Touring the latent space

Figure 9 Touring the latent space.

From Radford et al. [1]

Tutorial

There is an implementation of DCGAN available as a PyTorch tutorial. Please go through this tutorial. Having understood the explanation above, you should be able to follow the code, looking in particular at the definition of the two models Generator and Discriminator, and the section on Training. You can download the notebook, or run in Colab directly from the tutorial.

The dataset file is called img_align_celeba.zip and sits within the img directory in the shared area accessed from the 'Align&Cropped Images' download shown on the front page. The dataset required is 1.34Gb as a ZIP file so takes a while to unzip.

BigGAN-deep

We now look at a much larger generator network developed by Brook et al. [2]. The architecture of BigGAN-deep is shown below:

Architecture of BigGAN-deep

Figure 10 Architecture of BigGAN-deep.

Based on a diagram from Brock et al. [2]

The input is the concatenation of a random vector \(\myvec{z} \in \R^{128}\) and a \(128D\) embedding of the desired class. The embedding is a lookup table from the class index to a \(128D\) embedding vector, but can also be implemented as a linear function of the one-hot encoding for the class index. Either way, the embedding can be learnt as part of the training. The \(256D\) vector that results from concatenation is passed through a linear mapping and reshaped to \(4\times 4\times 16\) channels. This is followed by four residual blocks, each containing multiple convolutional layers, with upsampling and batch normalisation. Notice that the input is supplied into each of the residual blocks. After training the generator on ImageNet using an adversarial loss (as for DCGAN), \(256\times 256\) resolution images like those shown below are produced by sampling from the latent space and selecting a desired object category.

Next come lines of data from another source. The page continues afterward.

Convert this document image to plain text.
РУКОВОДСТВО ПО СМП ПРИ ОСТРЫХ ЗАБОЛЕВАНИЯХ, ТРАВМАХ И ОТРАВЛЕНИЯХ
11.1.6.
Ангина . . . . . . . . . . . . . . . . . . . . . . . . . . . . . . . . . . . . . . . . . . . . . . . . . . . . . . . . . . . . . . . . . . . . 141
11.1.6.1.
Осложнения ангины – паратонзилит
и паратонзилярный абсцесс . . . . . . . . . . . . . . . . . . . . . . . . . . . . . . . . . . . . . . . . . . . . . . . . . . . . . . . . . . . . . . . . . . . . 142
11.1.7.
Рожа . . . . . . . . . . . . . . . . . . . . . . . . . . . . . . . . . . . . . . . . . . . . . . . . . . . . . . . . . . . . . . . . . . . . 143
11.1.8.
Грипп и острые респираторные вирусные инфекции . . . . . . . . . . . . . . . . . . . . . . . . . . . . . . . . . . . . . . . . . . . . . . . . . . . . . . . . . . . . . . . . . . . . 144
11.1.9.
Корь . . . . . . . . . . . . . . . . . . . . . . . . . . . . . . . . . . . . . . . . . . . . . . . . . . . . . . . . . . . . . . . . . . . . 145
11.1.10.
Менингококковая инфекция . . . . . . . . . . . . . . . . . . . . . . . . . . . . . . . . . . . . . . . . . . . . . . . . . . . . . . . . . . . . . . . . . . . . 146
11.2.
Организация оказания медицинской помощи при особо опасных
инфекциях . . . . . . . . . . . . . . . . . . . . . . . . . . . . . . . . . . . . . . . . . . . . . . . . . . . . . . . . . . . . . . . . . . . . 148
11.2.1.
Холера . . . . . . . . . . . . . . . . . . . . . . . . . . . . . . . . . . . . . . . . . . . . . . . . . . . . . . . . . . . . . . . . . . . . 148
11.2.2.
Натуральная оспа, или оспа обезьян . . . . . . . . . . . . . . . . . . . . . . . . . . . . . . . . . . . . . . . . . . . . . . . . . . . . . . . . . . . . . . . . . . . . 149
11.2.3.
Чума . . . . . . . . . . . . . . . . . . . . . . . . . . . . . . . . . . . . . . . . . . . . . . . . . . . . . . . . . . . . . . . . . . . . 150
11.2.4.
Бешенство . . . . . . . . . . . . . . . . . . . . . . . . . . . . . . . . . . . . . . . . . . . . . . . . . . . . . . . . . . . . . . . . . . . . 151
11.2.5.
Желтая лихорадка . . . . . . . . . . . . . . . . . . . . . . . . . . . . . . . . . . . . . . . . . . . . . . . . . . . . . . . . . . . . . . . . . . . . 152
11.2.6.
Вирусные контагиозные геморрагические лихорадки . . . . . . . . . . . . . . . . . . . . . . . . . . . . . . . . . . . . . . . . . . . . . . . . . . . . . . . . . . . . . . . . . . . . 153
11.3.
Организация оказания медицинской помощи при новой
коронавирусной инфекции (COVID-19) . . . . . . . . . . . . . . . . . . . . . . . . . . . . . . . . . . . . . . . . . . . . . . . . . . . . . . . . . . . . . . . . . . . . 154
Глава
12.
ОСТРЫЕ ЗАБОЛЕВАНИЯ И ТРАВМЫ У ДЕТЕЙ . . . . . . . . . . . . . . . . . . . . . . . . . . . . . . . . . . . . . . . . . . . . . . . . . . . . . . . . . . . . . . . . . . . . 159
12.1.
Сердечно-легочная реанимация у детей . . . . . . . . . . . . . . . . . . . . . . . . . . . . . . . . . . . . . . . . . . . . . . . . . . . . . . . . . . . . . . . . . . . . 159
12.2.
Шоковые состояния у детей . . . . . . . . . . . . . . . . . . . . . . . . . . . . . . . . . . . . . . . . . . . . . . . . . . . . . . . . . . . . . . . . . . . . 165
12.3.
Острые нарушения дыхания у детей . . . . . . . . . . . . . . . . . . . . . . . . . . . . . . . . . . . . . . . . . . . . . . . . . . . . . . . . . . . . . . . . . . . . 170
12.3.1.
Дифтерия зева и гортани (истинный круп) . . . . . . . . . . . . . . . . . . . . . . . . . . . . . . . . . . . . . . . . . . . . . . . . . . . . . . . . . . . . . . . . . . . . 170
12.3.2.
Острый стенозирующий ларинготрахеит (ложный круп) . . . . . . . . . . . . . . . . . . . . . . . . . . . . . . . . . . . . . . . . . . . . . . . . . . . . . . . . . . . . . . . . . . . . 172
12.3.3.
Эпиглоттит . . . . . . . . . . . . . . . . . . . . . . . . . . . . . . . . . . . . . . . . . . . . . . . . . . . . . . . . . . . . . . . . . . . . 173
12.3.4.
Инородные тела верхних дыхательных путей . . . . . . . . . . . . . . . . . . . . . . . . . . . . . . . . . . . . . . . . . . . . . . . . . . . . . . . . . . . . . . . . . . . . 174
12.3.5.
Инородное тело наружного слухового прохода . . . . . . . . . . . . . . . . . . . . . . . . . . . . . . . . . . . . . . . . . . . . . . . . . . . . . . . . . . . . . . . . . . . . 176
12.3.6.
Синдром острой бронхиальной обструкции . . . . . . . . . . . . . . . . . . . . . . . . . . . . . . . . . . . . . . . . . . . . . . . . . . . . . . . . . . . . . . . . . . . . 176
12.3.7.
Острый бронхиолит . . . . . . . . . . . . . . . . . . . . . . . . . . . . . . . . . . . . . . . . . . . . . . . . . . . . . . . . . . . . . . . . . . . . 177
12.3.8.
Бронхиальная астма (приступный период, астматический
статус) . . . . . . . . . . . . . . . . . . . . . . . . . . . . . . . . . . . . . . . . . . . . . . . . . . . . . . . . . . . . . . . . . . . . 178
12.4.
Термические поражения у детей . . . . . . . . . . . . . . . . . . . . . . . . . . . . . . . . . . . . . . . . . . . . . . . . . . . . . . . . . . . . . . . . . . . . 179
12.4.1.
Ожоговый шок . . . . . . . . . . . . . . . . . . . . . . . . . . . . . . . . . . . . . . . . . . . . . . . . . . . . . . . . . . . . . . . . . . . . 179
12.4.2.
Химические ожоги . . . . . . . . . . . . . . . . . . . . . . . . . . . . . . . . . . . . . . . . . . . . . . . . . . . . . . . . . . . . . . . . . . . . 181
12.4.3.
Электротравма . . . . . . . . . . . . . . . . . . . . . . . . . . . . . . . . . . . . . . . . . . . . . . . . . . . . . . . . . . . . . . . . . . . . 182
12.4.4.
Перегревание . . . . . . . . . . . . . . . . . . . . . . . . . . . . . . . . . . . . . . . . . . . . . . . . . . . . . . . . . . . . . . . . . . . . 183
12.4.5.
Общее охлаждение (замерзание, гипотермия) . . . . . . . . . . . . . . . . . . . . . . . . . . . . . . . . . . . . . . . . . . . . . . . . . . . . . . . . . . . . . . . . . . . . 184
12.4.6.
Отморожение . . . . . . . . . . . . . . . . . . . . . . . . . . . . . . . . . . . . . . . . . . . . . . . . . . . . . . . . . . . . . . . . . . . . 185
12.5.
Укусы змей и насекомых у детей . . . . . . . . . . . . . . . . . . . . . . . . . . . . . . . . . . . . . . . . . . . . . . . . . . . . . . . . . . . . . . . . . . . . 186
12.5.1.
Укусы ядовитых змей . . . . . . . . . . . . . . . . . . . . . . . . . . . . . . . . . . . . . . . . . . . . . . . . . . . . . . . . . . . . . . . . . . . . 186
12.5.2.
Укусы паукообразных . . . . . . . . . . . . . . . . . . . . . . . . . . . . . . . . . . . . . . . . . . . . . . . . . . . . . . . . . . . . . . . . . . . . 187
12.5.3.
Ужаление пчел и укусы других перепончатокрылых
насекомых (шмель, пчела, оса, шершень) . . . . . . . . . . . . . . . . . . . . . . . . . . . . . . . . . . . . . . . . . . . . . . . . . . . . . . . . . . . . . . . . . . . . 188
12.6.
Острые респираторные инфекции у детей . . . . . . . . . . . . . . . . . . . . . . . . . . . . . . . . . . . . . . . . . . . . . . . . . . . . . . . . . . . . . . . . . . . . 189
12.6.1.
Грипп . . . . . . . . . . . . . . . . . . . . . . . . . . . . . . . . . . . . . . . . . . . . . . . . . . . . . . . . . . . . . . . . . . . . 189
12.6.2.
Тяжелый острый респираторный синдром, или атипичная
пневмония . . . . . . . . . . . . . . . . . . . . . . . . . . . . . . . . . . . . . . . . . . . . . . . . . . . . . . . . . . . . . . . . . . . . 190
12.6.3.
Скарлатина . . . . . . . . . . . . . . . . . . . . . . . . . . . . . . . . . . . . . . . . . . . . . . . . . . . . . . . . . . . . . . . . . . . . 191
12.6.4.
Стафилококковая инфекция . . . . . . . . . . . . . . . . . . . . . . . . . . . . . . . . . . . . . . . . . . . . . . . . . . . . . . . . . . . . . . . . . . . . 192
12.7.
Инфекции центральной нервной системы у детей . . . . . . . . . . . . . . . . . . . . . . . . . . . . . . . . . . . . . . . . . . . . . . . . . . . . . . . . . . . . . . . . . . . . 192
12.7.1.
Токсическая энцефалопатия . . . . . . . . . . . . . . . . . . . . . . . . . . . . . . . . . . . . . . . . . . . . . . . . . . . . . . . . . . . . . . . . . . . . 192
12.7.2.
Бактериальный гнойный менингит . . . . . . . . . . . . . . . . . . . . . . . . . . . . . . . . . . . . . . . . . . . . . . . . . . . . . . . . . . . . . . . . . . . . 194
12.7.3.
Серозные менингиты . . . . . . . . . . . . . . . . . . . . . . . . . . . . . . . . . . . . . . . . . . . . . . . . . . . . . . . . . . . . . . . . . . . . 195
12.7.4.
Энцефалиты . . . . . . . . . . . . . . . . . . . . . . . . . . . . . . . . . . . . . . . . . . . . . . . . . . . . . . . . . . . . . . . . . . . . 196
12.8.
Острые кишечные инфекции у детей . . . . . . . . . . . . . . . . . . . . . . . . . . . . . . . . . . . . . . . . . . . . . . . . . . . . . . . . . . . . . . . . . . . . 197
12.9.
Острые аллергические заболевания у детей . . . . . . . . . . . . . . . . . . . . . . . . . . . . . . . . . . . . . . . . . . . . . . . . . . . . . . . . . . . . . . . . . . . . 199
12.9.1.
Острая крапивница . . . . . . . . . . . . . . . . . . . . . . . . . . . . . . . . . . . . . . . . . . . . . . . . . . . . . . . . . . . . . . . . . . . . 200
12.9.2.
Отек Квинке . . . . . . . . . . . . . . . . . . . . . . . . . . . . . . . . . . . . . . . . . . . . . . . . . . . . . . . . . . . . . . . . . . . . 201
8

Examples from BigGAN-deep trainined on ImageNet

Figure 11 Examples from BigGAN-deep trainined on ImageNet.

From Brock et al. [2]

References

[1] Radford et al., Unsupervised representation learning with deep convolutional generative adversarial networks. ICLR, 2016.

[2] Brock, Andrew, Jeff Donahue, and Karen Simonyan. Large Scale GAN Training for High Fidelity Natural Image Synthesis, 2018.